Özşanlı, her ne kadar babasının misyonunu sürdürse bile işinin daha zor olduğunu söyledi. Gerekçesi ise değişen insan yapısı.
“10 yılda Türkiye çok değişti” diyen Özşanlı, “10 yıl öncesine kadar halen insanlar utanıyordu. Bir büyük karar verince dinliyordu. İnsanların genetiği bozuldu. Büyük falan dinlemiyorlar. O nedenle kimi zaman gidin mahkemeye mahkeme ne karar verdiyse ona razı olun diyorum” dedi.
BARIŞ ELÇİSİNDE ÜÇ ÖZELLİK OLMALI
Özşanlı ailesinde barış elçiliği dededen başlamış.
Barış elçisi olacak kişi de üç özelliği “Sabırlı olacaksın, taraflar seni kabul edecek, adil olacaksın” diye sıraladı.

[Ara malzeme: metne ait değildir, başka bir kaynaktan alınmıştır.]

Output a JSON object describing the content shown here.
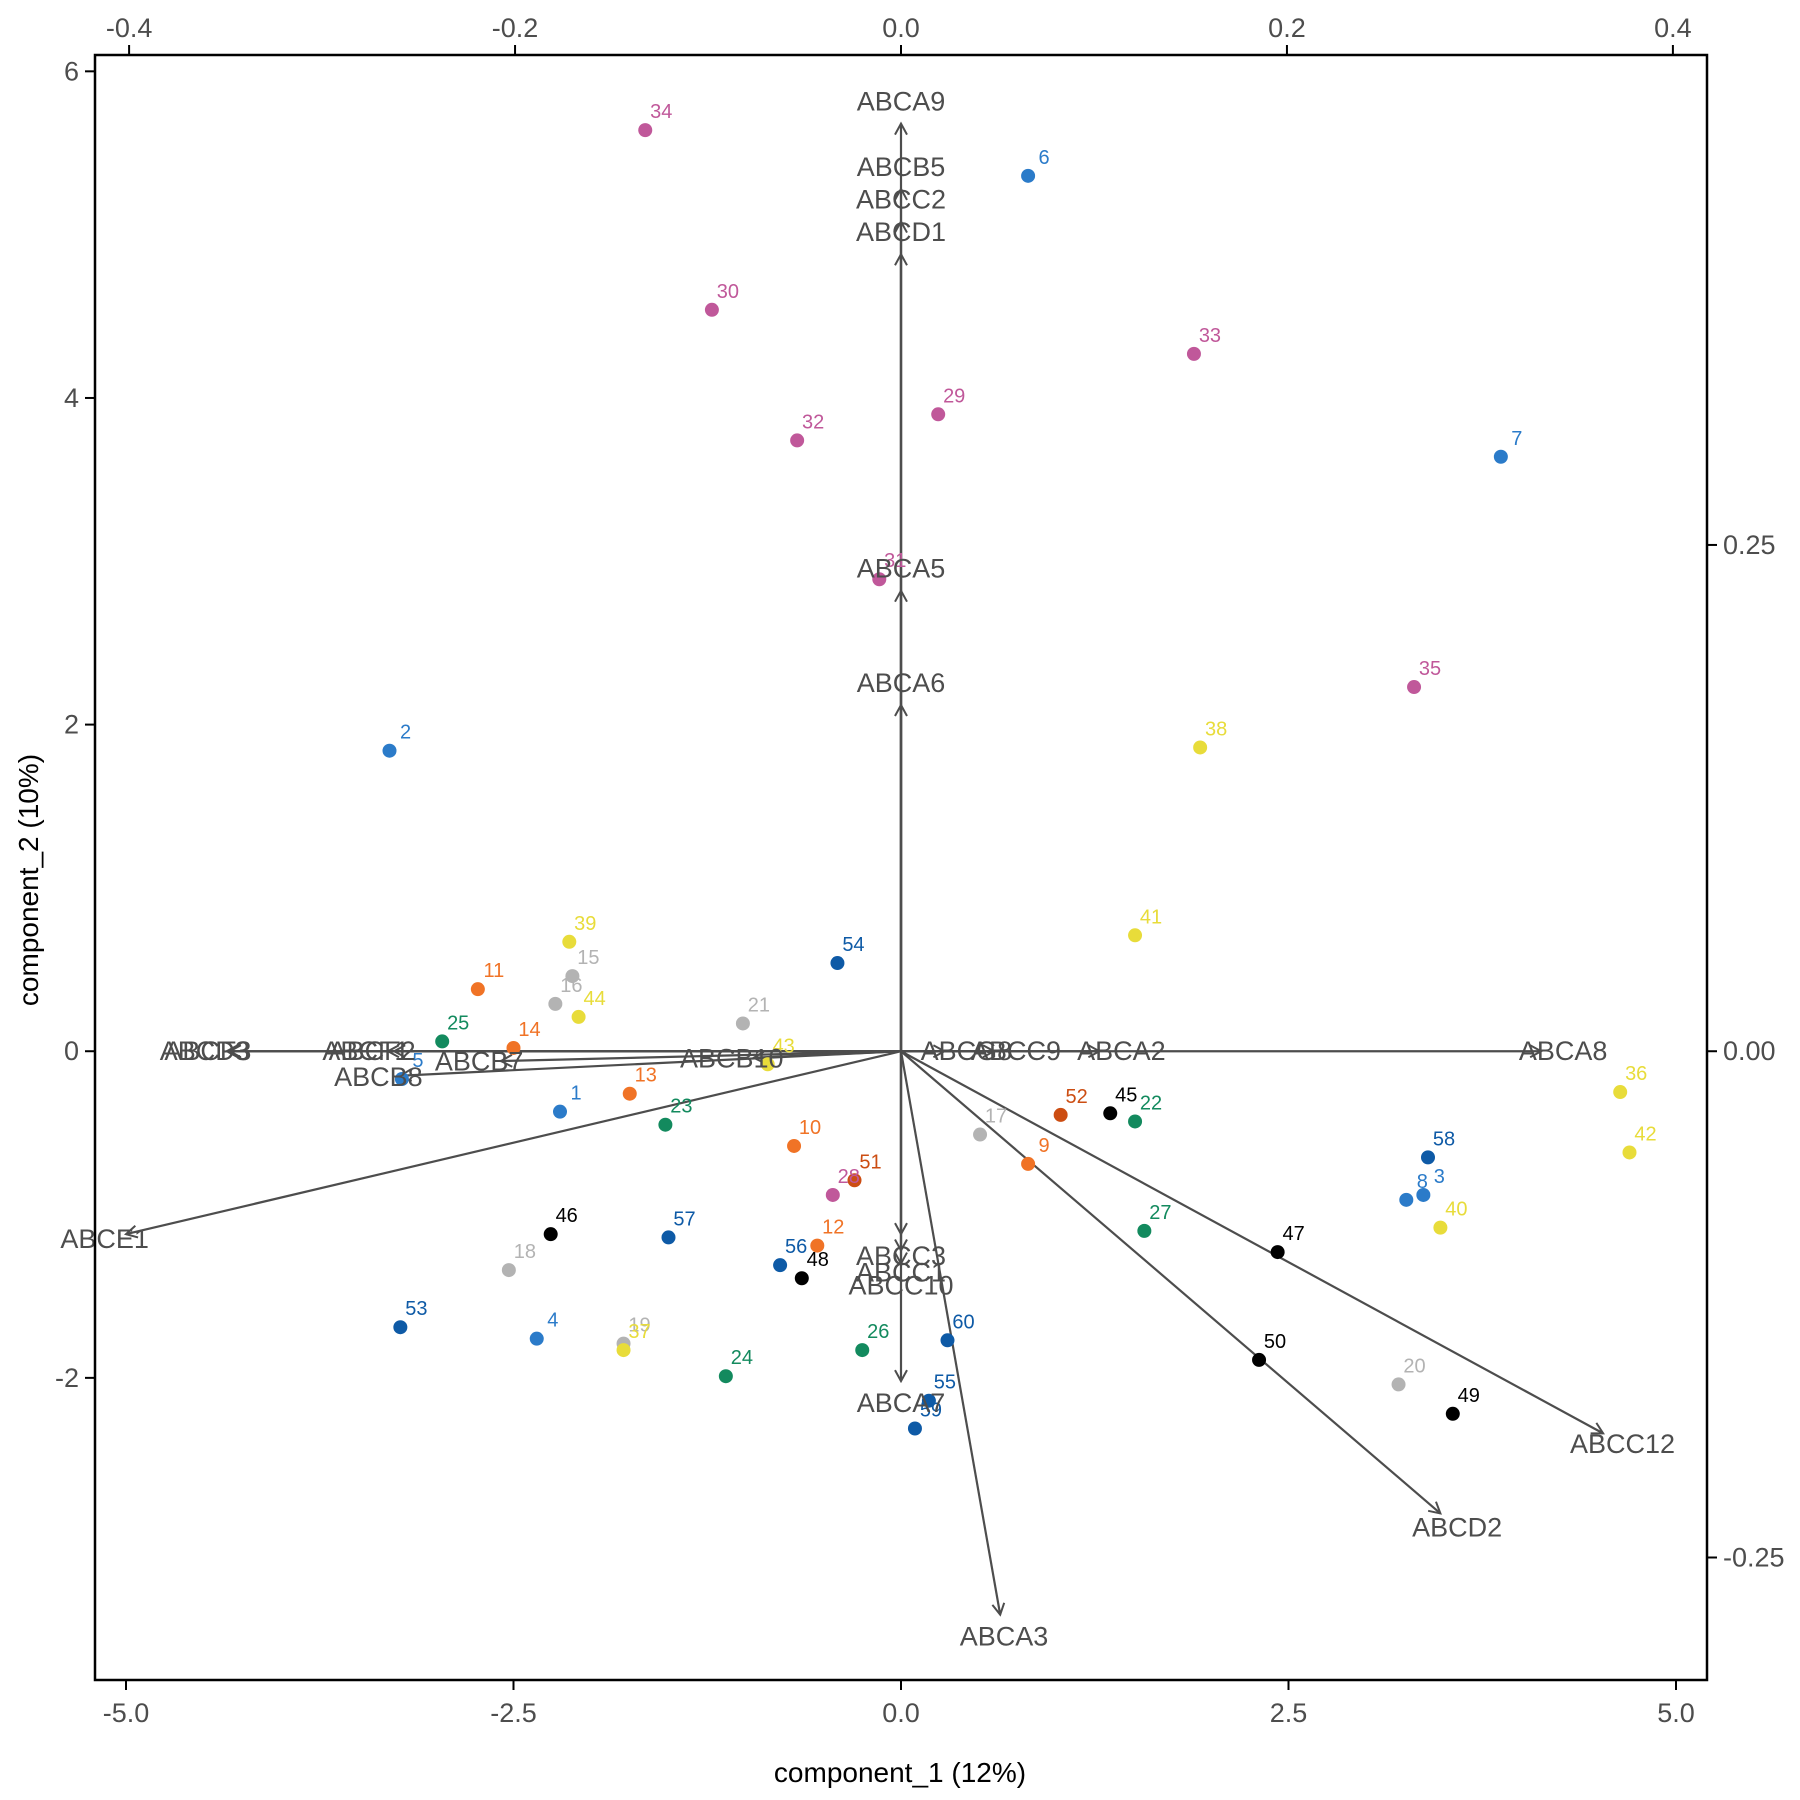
{
  "chart_data": {
    "type": "scatter",
    "subtype": "biplot",
    "xlabel": "component_1   (12%)",
    "ylabel": "component_2   (10%)",
    "xlim": [
      -5.2,
      5.2
    ],
    "ylim": [
      -3.85,
      6.1
    ],
    "x_ticks": [
      -5.0,
      -2.5,
      0.0,
      2.5,
      5.0
    ],
    "x_tick_labels": [
      "-5.0",
      "-2.5",
      "0.0",
      "2.5",
      "5.0"
    ],
    "y_ticks": [
      -2,
      0,
      2,
      4,
      6
    ],
    "y_tick_labels": [
      "-2",
      "0",
      "2",
      "4",
      "6"
    ],
    "top_ticks": [
      -0.4,
      -0.2,
      0.0,
      0.2,
      0.4
    ],
    "top_tick_labels": [
      "-0.4",
      "-0.2",
      "0.0",
      "0.2",
      "0.4"
    ],
    "right_ticks": [
      -0.25,
      0.0,
      0.25
    ],
    "right_tick_labels": [
      "-0.25",
      "0.00",
      "0.25"
    ],
    "grid": false,
    "legend": "none",
    "colors": {
      "axis": "#000000",
      "arrow": "#4d4d4d",
      "vector_label": "#4d4d4d",
      "blue": "#2b7bc9",
      "dark_blue": "#0e5aa6",
      "magenta": "#c0589a",
      "yellow": "#e8dc3a",
      "orange": "#f07326",
      "dark_orange": "#cc4d12",
      "green": "#138a5e",
      "gray": "#b3b3b3",
      "black": "#000000"
    },
    "points": [
      {
        "label": "1",
        "x": -2.2,
        "y": -0.37,
        "color": "#2b7bc9"
      },
      {
        "label": "2",
        "x": -3.3,
        "y": 1.84,
        "color": "#2b7bc9"
      },
      {
        "label": "3",
        "x": 3.37,
        "y": -0.88,
        "color": "#2b7bc9"
      },
      {
        "label": "4",
        "x": -2.35,
        "y": -1.76,
        "color": "#2b7bc9"
      },
      {
        "label": "5",
        "x": -3.22,
        "y": -0.17,
        "color": "#2b7bc9"
      },
      {
        "label": "6",
        "x": 0.82,
        "y": 5.36,
        "color": "#2b7bc9"
      },
      {
        "label": "7",
        "x": 3.87,
        "y": 3.64,
        "color": "#2b7bc9"
      },
      {
        "label": "8",
        "x": 3.26,
        "y": -0.91,
        "color": "#2b7bc9"
      },
      {
        "label": "9",
        "x": 0.82,
        "y": -0.69,
        "color": "#f07326"
      },
      {
        "label": "10",
        "x": -0.69,
        "y": -0.58,
        "color": "#f07326"
      },
      {
        "label": "11",
        "x": -2.73,
        "y": 0.38,
        "color": "#f07326"
      },
      {
        "label": "12",
        "x": -0.54,
        "y": -1.19,
        "color": "#f07326"
      },
      {
        "label": "13",
        "x": -1.75,
        "y": -0.26,
        "color": "#f07326"
      },
      {
        "label": "14",
        "x": -2.5,
        "y": 0.02,
        "color": "#f07326"
      },
      {
        "label": "15",
        "x": -2.12,
        "y": 0.46,
        "color": "#b3b3b3"
      },
      {
        "label": "16",
        "x": -2.23,
        "y": 0.29,
        "color": "#b3b3b3"
      },
      {
        "label": "17",
        "x": 0.51,
        "y": -0.51,
        "color": "#b3b3b3"
      },
      {
        "label": "18",
        "x": -2.53,
        "y": -1.34,
        "color": "#b3b3b3"
      },
      {
        "label": "19",
        "x": -1.79,
        "y": -1.79,
        "color": "#b3b3b3"
      },
      {
        "label": "20",
        "x": 3.21,
        "y": -2.04,
        "color": "#b3b3b3"
      },
      {
        "label": "21",
        "x": -1.02,
        "y": 0.17,
        "color": "#b3b3b3"
      },
      {
        "label": "22",
        "x": 1.51,
        "y": -0.43,
        "color": "#138a5e"
      },
      {
        "label": "23",
        "x": -1.52,
        "y": -0.45,
        "color": "#138a5e"
      },
      {
        "label": "24",
        "x": -1.13,
        "y": -1.99,
        "color": "#138a5e"
      },
      {
        "label": "25",
        "x": -2.96,
        "y": 0.06,
        "color": "#138a5e"
      },
      {
        "label": "26",
        "x": -0.25,
        "y": -1.83,
        "color": "#138a5e"
      },
      {
        "label": "27",
        "x": 1.57,
        "y": -1.1,
        "color": "#138a5e"
      },
      {
        "label": "28",
        "x": -0.44,
        "y": -0.88,
        "color": "#c0589a"
      },
      {
        "label": "29",
        "x": 0.24,
        "y": 3.9,
        "color": "#c0589a"
      },
      {
        "label": "30",
        "x": -1.22,
        "y": 4.54,
        "color": "#c0589a"
      },
      {
        "label": "31",
        "x": -0.14,
        "y": 2.89,
        "color": "#c0589a"
      },
      {
        "label": "32",
        "x": -0.67,
        "y": 3.74,
        "color": "#c0589a"
      },
      {
        "label": "33",
        "x": 1.89,
        "y": 4.27,
        "color": "#c0589a"
      },
      {
        "label": "34",
        "x": -1.65,
        "y": 5.64,
        "color": "#c0589a"
      },
      {
        "label": "35",
        "x": 3.31,
        "y": 2.23,
        "color": "#c0589a"
      },
      {
        "label": "36",
        "x": 4.64,
        "y": -0.25,
        "color": "#e8dc3a"
      },
      {
        "label": "37",
        "x": -1.79,
        "y": -1.83,
        "color": "#e8dc3a"
      },
      {
        "label": "38",
        "x": 1.93,
        "y": 1.86,
        "color": "#e8dc3a"
      },
      {
        "label": "39",
        "x": -2.14,
        "y": 0.67,
        "color": "#e8dc3a"
      },
      {
        "label": "40",
        "x": 3.48,
        "y": -1.08,
        "color": "#e8dc3a"
      },
      {
        "label": "41",
        "x": 1.51,
        "y": 0.71,
        "color": "#e8dc3a"
      },
      {
        "label": "42",
        "x": 4.7,
        "y": -0.62,
        "color": "#e8dc3a"
      },
      {
        "label": "43",
        "x": -0.86,
        "y": -0.08,
        "color": "#e8dc3a"
      },
      {
        "label": "44",
        "x": -2.08,
        "y": 0.21,
        "color": "#e8dc3a"
      },
      {
        "label": "45",
        "x": 1.35,
        "y": -0.38,
        "color": "#000000"
      },
      {
        "label": "46",
        "x": -2.26,
        "y": -1.12,
        "color": "#000000"
      },
      {
        "label": "47",
        "x": 2.43,
        "y": -1.23,
        "color": "#000000"
      },
      {
        "label": "48",
        "x": -0.64,
        "y": -1.39,
        "color": "#000000"
      },
      {
        "label": "49",
        "x": 3.56,
        "y": -2.22,
        "color": "#000000"
      },
      {
        "label": "50",
        "x": 2.31,
        "y": -1.89,
        "color": "#000000"
      },
      {
        "label": "51",
        "x": -0.3,
        "y": -0.79,
        "color": "#cc4d12"
      },
      {
        "label": "52",
        "x": 1.03,
        "y": -0.39,
        "color": "#cc4d12"
      },
      {
        "label": "53",
        "x": -3.23,
        "y": -1.69,
        "color": "#0e5aa6"
      },
      {
        "label": "54",
        "x": -0.41,
        "y": 0.54,
        "color": "#0e5aa6"
      },
      {
        "label": "55",
        "x": 0.18,
        "y": -2.14,
        "color": "#0e5aa6"
      },
      {
        "label": "56",
        "x": -0.78,
        "y": -1.31,
        "color": "#0e5aa6"
      },
      {
        "label": "57",
        "x": -1.5,
        "y": -1.14,
        "color": "#0e5aa6"
      },
      {
        "label": "58",
        "x": 3.4,
        "y": -0.65,
        "color": "#0e5aa6"
      },
      {
        "label": "59",
        "x": 0.09,
        "y": -2.31,
        "color": "#0e5aa6"
      },
      {
        "label": "60",
        "x": 0.3,
        "y": -1.77,
        "color": "#0e5aa6"
      }
    ],
    "vectors": [
      {
        "label": "ABCA9",
        "x": 0.0,
        "y": 5.68
      },
      {
        "label": "ABCB5",
        "x": 0.0,
        "y": 5.28
      },
      {
        "label": "ABCC2",
        "x": 0.0,
        "y": 5.08
      },
      {
        "label": "ABCD1",
        "x": 0.0,
        "y": 4.88
      },
      {
        "label": "ABCA5",
        "x": 0.0,
        "y": 2.82
      },
      {
        "label": "ABCA6",
        "x": 0.0,
        "y": 2.12
      },
      {
        "label": "ABCF3",
        "x": -4.33,
        "y": 0.0
      },
      {
        "label": "ABCD3",
        "x": -4.35,
        "y": 0.0
      },
      {
        "label": "ABCF2",
        "x": -3.27,
        "y": 0.0
      },
      {
        "label": "ABCF1",
        "x": -3.31,
        "y": 0.0
      },
      {
        "label": "ABCB8",
        "x": -3.23,
        "y": -0.15
      },
      {
        "label": "ABCB7",
        "x": -2.58,
        "y": -0.06
      },
      {
        "label": "ABCB10",
        "x": -0.95,
        "y": -0.04
      },
      {
        "label": "ABCG8",
        "x": 0.28,
        "y": 0.0
      },
      {
        "label": "ABCC9",
        "x": 0.6,
        "y": 0.0
      },
      {
        "label": "ABCA2",
        "x": 1.28,
        "y": 0.0
      },
      {
        "label": "ABCA8",
        "x": 4.13,
        "y": 0.0
      },
      {
        "label": "ABCE1",
        "x": -5.0,
        "y": -1.12
      },
      {
        "label": "ABCC3",
        "x": 0.0,
        "y": -1.12
      },
      {
        "label": "ABCC1",
        "x": 0.0,
        "y": -1.22
      },
      {
        "label": "ABCC10",
        "x": 0.0,
        "y": -1.3
      },
      {
        "label": "ABCA7",
        "x": 0.0,
        "y": -2.02
      },
      {
        "label": "ABCA3",
        "x": 0.64,
        "y": -3.45
      },
      {
        "label": "ABCD2",
        "x": 3.48,
        "y": -2.83
      },
      {
        "label": "ABCC12",
        "x": 4.53,
        "y": -2.34
      }
    ]
  }
}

KENDİNİ VURAN YEĞENİNİ DE AFETTİ
Barış elçiliği gibi hassas bir işi yürüten Özşanlı, 2017’de yeğeni tarafından vurularak ağır yaralandı. Olayın yeğeninin yaşadığı psikolojik sorundan kaynaklandığını öne süren Özşanlı,
“Onu da kendim afetim cezaevinden çıkardım. Çevremdekiler “Siz insanları barıştırıyorsunuz. Şimdi onu affetmezseniz olmaz, sizin elçiliğiniz kabul edilmez o durumda’ dediler. Haklılardı. Babam derdi ki, ‘Oğlum siz bir olay olduğunda intikam alamazsınız. İnsanlar ‘Babanız insanları barıştırıyor derler’ derdi. O nedenle biz olaylar karşısına hep çok temkinliydik, susardık” diye konuştu.